La Veranda Restaurant
Die Veranda öffnet sich dank großer Fensterfronten zum See hin, durch die ein wechselndes Licht hereinfällt – morgens sanfter, bei Sonnenuntergang golden. Sobald es wärmer wird, werden die Tische auf der Terrasse aufgestellt: mit dem Bellagio im Hintergrund und dem Silhouette der Berge in der Ferne. Die Küche folgt dem gleichen Rhythmus wie die Landschaft, und die Jahreszeiten bestimmen die Speisekarte: von Wildkräutern im Frühling über Barsch zu Beginn des Sommers bis hin zu Pilzen und Hülsenfrüchten zu Beginn des Herbstes.

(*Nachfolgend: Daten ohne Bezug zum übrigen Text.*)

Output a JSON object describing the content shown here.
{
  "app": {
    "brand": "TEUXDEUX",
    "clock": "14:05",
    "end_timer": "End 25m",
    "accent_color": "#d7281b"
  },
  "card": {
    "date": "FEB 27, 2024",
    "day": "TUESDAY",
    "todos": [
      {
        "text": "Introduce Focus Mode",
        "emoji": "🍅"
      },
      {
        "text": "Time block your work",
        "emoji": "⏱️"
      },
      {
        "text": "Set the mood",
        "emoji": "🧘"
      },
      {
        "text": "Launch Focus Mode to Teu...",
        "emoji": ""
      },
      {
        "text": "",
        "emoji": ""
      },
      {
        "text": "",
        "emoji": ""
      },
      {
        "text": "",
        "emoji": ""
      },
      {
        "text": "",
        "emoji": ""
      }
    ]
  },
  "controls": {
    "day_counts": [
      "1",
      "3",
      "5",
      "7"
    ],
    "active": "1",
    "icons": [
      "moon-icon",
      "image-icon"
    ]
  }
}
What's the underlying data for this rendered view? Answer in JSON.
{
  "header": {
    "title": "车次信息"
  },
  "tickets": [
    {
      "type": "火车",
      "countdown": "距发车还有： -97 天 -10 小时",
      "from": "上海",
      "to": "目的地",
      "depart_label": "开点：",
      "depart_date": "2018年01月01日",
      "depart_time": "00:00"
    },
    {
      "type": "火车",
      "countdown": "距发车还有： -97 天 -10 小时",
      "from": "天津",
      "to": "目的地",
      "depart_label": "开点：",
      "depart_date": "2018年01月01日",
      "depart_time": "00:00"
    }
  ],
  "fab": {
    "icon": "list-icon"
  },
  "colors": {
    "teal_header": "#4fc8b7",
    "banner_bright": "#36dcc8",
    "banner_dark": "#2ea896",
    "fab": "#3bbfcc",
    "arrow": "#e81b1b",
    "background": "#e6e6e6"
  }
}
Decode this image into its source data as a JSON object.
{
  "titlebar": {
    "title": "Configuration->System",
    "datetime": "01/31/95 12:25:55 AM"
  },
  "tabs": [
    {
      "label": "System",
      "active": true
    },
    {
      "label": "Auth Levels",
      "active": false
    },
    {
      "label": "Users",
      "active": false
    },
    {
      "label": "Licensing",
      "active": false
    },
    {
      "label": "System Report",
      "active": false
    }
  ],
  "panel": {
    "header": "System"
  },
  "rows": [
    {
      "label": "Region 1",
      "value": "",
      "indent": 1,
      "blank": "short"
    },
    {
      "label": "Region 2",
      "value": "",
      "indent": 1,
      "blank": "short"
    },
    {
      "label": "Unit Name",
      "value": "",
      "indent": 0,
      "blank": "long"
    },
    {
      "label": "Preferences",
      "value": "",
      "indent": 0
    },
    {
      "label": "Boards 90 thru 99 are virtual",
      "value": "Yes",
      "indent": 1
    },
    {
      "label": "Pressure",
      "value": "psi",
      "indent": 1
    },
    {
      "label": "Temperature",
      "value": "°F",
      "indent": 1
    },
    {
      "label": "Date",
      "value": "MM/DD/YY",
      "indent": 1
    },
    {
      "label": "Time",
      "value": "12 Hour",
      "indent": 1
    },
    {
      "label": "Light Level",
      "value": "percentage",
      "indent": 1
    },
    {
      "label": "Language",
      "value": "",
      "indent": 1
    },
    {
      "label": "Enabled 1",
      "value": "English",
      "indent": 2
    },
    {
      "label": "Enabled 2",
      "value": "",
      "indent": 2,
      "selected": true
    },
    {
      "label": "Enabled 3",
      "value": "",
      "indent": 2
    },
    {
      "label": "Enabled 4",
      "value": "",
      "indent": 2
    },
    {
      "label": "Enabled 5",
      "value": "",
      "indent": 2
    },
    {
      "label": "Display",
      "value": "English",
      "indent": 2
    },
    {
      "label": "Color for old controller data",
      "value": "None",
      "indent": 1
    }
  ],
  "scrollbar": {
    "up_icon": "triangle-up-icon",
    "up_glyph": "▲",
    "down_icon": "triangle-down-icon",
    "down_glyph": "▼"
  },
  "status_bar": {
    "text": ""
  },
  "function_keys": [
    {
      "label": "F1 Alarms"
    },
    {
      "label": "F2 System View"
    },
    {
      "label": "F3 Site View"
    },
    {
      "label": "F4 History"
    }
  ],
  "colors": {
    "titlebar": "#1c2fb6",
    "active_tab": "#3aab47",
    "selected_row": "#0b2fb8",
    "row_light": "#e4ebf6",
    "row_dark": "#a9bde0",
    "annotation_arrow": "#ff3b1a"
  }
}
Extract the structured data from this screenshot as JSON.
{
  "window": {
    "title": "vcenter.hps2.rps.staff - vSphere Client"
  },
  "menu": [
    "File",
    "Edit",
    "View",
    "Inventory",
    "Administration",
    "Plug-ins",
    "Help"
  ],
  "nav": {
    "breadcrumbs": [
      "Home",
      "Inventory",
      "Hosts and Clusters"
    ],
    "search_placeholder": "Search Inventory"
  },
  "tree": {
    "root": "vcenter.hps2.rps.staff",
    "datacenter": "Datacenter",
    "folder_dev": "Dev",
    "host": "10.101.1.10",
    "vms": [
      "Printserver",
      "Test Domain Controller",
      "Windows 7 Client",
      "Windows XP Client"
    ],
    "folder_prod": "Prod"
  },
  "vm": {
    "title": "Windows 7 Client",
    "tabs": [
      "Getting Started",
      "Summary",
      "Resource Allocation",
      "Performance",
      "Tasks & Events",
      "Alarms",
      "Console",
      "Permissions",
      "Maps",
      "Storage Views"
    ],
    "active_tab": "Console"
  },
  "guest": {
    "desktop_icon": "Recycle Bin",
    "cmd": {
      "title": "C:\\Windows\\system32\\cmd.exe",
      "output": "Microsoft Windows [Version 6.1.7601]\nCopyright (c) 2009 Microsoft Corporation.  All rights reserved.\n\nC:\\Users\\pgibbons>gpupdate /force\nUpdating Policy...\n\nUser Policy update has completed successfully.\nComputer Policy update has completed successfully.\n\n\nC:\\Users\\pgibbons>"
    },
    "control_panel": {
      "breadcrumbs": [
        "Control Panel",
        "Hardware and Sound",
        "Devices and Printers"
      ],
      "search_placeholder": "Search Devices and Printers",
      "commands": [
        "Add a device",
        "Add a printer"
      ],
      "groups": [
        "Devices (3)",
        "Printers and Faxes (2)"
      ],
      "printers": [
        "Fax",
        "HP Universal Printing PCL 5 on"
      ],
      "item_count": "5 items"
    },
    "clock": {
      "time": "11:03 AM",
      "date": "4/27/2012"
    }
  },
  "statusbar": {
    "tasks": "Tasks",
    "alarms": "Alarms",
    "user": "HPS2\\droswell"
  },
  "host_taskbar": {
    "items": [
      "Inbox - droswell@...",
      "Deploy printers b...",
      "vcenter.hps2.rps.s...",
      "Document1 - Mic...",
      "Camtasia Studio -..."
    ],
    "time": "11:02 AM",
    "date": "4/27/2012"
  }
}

Der Küchenchef orientiert sich an der Region und hat ein offenes Ohr für das, was sie zu bieten hat. Apulische Wurzeln und eine Seenlandschaft: Francesco kommt aus der Erde, im wahrsten Sinne des Wortes. Als Sohn eines Landwirts entdeckte er schon früh diese Nähe zum Kreislauf der Dinge – die Aussaat, das Warten, die Ernte – und lernte, eine gute Zutat zu erkennen, noch bevor sie in die Küche gelangte. Am Comer See haben sich diese Wurzeln mit einer neuen Landschaft verbunden, einer Landschaft aus Wasser und Ufern, aus der eine zeitgenössische Küche entstanden ist, die den Respekt vor den Rohstoffen nicht aus den Augen verliert.
Auch die Kunst des Bäckerei- und Konditoreihandwerks ist Teil dieser Küche: Zum Abendessen werden Brote serviert, die mit natürlichem Sauerteig und lokalem Öl zubereitet wurden und zum Genießen einladen. Die Weine folgen derselben Leitlinie: Die Karte reicht von internationalen Cuvées bis hin zu regionalen Weinen, von den Weinkellern am Comer See bis zu lombardischen Cuvées – eine Auswahl, die darauf ausgelegt ist, mit der Küche in Dialog zu treten.